On Writing, Unfiltered Thoughts

I Seem to Suffer from Writer’s Anxiety

Have you ever sat (or stood) somewhere in the middle of a lively conversation and had absolutely nothing to contribute? Have you ever been forced to listen while those around you ask insightful questions, spit out hilarious responses, and come up with sarcastic quips in the blink of an eye? And all the while, you’re trying not to look like Joey Tribbiani from that one episode of Friends, the one where he reads the V encyclopedia in order to sound intelligent, while the group moves from Vivisection and the Vas Deferens to the Korean War.

Sometimes I feel the same way about my writing. There are so many voices out there, so many of them better or cleverer or catchier than mine. And while I don’t expect to be the greatest writer of all time, or even one of them, I find it almost impossible to judge myself in an objective way. Sometimes I’m saying exactly what I want to say, and I think–Wow! I really have gotten the hang of this. Other times, every single word that comes out of my brain reads like the most pure, unadulterated crap. Never mind that it’s the same words I thought were great a few days before. The way I see my writing is dependent on so many factors that I fear I’ll never know if I’m any good at it or not.

I remember reading years ago that other artists and creative types (I’m talking the true geniuses here, the ones most people know and admire) are almost never truly satisfied with their own creations. That’s crazy, I would think. How can you have millions of people who know you and love what you do and still think you’re awful at it?

Well, I think I know now. Because no matter how large (or small, in my case) the audience is, art itself is such an intensely personal thing. I remember downloading self-published novels on my Kindle and feeling smugly superior to so many of those writers, picking apart grammar, sentence structure, and plot (or lack thereof) with the glee of a child demolishing a tower of blocks. I would think how much better I could do, as evidenced by the wonderful stories bouncing around in my head, all of which simply had to be more worthwhile than all of the pulpy garbage I would wade through in order to find something readable.

Fortunately for my younger, more judgmental self, I eventually realized that putting those stories on paper is about a million times harder than dreaming them up. Everyone has ideas. What separates a writer from a non-writer is their ability to flesh them out, to build the world and add structure to it, to insert in the exact right way all the details that make characters believable, rather than two-dimensional cutouts. And when I realized all of this, it finally hit me just how much blood, sweat, tears, and effort go into every piece of artwork that has ever existed.
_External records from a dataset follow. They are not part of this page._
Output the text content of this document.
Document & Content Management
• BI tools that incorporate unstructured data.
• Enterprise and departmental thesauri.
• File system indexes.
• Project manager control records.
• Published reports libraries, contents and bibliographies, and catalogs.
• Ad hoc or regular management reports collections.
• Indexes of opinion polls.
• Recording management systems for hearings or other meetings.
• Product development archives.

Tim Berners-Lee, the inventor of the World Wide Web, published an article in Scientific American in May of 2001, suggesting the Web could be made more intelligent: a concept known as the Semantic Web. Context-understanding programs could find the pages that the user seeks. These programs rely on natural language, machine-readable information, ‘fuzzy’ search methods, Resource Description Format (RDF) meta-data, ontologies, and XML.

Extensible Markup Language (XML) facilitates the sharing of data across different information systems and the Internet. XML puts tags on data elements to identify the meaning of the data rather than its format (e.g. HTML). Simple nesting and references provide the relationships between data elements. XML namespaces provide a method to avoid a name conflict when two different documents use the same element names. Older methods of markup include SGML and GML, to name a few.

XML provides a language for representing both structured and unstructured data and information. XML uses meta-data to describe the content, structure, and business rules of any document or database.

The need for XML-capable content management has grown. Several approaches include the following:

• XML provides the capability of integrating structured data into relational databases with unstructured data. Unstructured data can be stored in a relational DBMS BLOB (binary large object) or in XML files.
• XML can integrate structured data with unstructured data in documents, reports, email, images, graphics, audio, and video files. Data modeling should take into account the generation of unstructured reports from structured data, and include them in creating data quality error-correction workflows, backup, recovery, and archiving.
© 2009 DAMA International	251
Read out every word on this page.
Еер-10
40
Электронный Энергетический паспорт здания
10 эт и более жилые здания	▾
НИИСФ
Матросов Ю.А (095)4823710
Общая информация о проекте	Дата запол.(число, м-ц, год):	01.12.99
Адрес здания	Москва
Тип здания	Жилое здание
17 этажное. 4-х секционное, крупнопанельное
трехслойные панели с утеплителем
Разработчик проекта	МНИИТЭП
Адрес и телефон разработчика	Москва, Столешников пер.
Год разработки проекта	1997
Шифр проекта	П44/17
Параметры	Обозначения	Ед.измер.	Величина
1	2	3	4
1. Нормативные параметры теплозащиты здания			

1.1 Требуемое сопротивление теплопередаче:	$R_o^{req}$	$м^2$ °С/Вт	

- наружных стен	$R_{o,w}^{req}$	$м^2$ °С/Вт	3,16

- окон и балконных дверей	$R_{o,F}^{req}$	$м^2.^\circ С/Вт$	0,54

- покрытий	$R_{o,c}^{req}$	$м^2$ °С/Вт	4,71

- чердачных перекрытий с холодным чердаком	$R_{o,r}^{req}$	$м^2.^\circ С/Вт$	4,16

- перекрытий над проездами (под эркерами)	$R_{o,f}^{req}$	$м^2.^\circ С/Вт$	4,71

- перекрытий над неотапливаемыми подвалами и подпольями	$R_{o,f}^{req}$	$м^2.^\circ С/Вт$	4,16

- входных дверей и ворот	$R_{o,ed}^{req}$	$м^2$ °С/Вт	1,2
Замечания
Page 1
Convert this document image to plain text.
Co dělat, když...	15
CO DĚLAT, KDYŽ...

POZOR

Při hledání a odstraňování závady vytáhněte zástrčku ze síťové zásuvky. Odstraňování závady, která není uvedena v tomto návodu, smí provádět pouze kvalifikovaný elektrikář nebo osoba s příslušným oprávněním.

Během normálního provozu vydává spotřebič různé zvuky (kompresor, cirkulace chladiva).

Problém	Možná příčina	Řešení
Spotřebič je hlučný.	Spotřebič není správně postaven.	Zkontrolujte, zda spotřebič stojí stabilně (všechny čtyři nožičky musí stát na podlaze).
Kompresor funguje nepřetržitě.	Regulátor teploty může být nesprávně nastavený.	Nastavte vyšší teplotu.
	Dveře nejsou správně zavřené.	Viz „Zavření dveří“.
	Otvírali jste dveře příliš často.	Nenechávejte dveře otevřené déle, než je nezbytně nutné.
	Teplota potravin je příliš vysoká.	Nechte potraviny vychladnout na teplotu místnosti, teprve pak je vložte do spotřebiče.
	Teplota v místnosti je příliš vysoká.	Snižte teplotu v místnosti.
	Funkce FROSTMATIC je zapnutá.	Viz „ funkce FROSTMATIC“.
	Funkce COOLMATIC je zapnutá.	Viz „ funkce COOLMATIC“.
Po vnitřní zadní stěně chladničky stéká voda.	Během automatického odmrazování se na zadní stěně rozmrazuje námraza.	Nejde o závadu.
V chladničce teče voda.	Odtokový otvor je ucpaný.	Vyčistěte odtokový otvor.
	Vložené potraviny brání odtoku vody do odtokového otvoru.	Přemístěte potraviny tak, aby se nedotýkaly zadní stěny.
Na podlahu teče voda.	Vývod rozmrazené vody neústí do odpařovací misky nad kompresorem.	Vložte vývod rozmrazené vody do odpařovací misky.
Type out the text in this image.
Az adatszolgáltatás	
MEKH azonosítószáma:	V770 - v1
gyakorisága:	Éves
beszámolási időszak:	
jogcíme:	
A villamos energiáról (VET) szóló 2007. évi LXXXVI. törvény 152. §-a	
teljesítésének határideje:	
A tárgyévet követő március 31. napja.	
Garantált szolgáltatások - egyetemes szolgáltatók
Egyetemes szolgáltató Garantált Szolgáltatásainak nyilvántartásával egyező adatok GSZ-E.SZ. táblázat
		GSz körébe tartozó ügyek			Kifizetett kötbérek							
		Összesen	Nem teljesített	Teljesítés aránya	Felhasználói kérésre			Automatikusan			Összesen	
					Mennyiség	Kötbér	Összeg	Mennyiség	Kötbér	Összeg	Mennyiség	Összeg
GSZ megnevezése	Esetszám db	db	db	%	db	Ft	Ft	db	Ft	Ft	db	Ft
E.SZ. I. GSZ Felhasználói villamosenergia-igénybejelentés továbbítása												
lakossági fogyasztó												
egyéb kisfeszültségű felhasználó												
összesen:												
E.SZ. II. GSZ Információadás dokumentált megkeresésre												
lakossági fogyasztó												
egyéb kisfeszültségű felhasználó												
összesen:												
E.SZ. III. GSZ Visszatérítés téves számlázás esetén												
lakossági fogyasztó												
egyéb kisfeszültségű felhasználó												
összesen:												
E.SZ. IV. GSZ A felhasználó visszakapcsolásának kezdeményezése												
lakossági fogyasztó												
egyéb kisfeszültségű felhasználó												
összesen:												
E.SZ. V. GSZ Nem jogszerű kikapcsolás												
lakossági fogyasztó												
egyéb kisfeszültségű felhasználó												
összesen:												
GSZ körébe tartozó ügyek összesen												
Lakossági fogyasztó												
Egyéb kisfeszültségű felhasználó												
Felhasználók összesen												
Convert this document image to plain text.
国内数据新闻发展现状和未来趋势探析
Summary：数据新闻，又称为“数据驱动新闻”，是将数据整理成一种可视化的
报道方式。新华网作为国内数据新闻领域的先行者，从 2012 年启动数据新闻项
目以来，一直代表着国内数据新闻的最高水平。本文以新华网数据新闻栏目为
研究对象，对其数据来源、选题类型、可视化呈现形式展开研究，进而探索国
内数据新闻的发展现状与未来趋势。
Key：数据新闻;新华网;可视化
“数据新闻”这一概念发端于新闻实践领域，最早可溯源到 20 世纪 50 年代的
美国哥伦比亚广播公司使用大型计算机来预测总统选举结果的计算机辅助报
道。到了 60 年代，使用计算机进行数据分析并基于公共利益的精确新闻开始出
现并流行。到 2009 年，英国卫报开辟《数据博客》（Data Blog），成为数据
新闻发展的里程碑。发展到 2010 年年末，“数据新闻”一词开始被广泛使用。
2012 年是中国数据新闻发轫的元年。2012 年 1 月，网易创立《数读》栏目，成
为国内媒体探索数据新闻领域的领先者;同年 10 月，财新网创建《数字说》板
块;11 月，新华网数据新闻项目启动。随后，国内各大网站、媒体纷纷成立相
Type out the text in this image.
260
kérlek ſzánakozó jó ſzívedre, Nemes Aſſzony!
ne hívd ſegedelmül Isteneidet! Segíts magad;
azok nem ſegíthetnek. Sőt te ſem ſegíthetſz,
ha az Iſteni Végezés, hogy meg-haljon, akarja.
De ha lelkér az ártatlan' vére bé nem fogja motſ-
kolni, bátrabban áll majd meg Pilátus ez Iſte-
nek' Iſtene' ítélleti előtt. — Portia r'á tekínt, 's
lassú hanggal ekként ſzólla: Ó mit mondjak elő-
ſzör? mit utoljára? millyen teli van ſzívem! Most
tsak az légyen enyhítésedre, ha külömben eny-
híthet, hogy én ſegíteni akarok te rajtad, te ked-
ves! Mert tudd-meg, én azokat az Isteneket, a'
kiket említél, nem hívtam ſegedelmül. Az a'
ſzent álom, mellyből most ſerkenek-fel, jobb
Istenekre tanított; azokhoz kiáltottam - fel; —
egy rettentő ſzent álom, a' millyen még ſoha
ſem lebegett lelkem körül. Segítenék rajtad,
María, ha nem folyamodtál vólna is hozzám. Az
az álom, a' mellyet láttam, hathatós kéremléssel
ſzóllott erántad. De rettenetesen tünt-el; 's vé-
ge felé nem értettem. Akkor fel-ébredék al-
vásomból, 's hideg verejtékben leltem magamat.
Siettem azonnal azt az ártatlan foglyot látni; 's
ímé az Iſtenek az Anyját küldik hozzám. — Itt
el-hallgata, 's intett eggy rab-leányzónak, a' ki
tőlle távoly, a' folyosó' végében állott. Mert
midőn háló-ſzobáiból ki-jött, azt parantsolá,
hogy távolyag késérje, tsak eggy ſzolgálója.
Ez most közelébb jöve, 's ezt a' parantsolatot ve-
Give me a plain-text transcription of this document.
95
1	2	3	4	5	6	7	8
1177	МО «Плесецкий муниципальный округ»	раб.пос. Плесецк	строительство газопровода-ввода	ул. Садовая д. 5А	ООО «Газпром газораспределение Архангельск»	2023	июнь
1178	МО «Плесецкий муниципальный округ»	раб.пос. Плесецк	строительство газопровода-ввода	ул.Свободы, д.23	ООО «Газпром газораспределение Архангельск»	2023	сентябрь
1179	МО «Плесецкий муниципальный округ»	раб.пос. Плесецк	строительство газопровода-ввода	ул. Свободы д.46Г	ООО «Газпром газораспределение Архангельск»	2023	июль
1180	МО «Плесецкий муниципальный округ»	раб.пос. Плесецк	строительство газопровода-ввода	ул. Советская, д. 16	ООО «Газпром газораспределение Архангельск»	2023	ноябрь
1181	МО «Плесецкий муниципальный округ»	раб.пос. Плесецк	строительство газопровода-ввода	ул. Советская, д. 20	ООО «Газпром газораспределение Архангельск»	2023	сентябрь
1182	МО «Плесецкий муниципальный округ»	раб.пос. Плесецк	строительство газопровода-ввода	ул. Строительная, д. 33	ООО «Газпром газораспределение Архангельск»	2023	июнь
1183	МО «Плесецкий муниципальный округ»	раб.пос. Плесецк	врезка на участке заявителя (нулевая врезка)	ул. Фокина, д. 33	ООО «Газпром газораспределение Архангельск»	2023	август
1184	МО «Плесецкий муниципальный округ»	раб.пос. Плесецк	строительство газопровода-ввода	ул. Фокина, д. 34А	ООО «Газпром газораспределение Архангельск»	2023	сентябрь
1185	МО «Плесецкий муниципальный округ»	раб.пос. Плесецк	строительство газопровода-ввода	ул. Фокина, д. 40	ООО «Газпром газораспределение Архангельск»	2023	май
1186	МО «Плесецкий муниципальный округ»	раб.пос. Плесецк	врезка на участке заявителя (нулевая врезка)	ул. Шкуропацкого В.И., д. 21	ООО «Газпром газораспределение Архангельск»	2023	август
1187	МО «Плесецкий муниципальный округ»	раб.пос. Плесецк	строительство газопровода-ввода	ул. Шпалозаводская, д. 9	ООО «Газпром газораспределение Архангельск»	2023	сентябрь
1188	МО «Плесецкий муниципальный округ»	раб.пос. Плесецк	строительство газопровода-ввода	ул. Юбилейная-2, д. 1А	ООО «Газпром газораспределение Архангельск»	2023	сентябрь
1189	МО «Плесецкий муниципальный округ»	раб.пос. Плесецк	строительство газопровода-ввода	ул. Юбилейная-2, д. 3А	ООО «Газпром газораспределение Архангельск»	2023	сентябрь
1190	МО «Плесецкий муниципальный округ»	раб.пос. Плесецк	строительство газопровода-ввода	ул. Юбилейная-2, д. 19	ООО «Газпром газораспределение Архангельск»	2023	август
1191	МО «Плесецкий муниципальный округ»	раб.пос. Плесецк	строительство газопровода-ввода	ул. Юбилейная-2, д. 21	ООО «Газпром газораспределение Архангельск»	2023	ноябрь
As creators of art, we open ourselves up and reach deep inside to the forge of our soul, hoping that what we pull out will be a shiny new piece with a recognizable shape and a pleasant aesthetic. Most of the time, though, it starts out as a lump of dull metal, in sore need of pounding and polishing. No matter how hard we work, the simple fact is that many, if not most, of these lumps stay that way forever. That doesn’t mean we don’t give each one our best effort. And who’s to say that a terribly misshapen lump won’t eventually turn out to be one of our inadvertently best efforts? OK, perhaps that’s a bad example, but the point is that it’s impossible to predict ahead of time what will be worth your time and what won’t be. For me, it’s a feeling. It’s the way the words flow out of my head and onto the screen. It’s coming back to a page or a chapter, reading it, and thinking, Wow. It’s almost as if a real author wrote this.

Too many times, though, that misshapen lump just doesn’t turn into the David I know it could be. And that’s not the fault of the forge or the metal. It’s that I don’t yet have the tools or the resources to turn it into what it should be. But I keep pounding at it. I keep trying to come up with the words, the right words that will turn my latest work into something worth reading. And I keep trying to pick up a loose thread in that endless conversation. Hopefully some day, I will.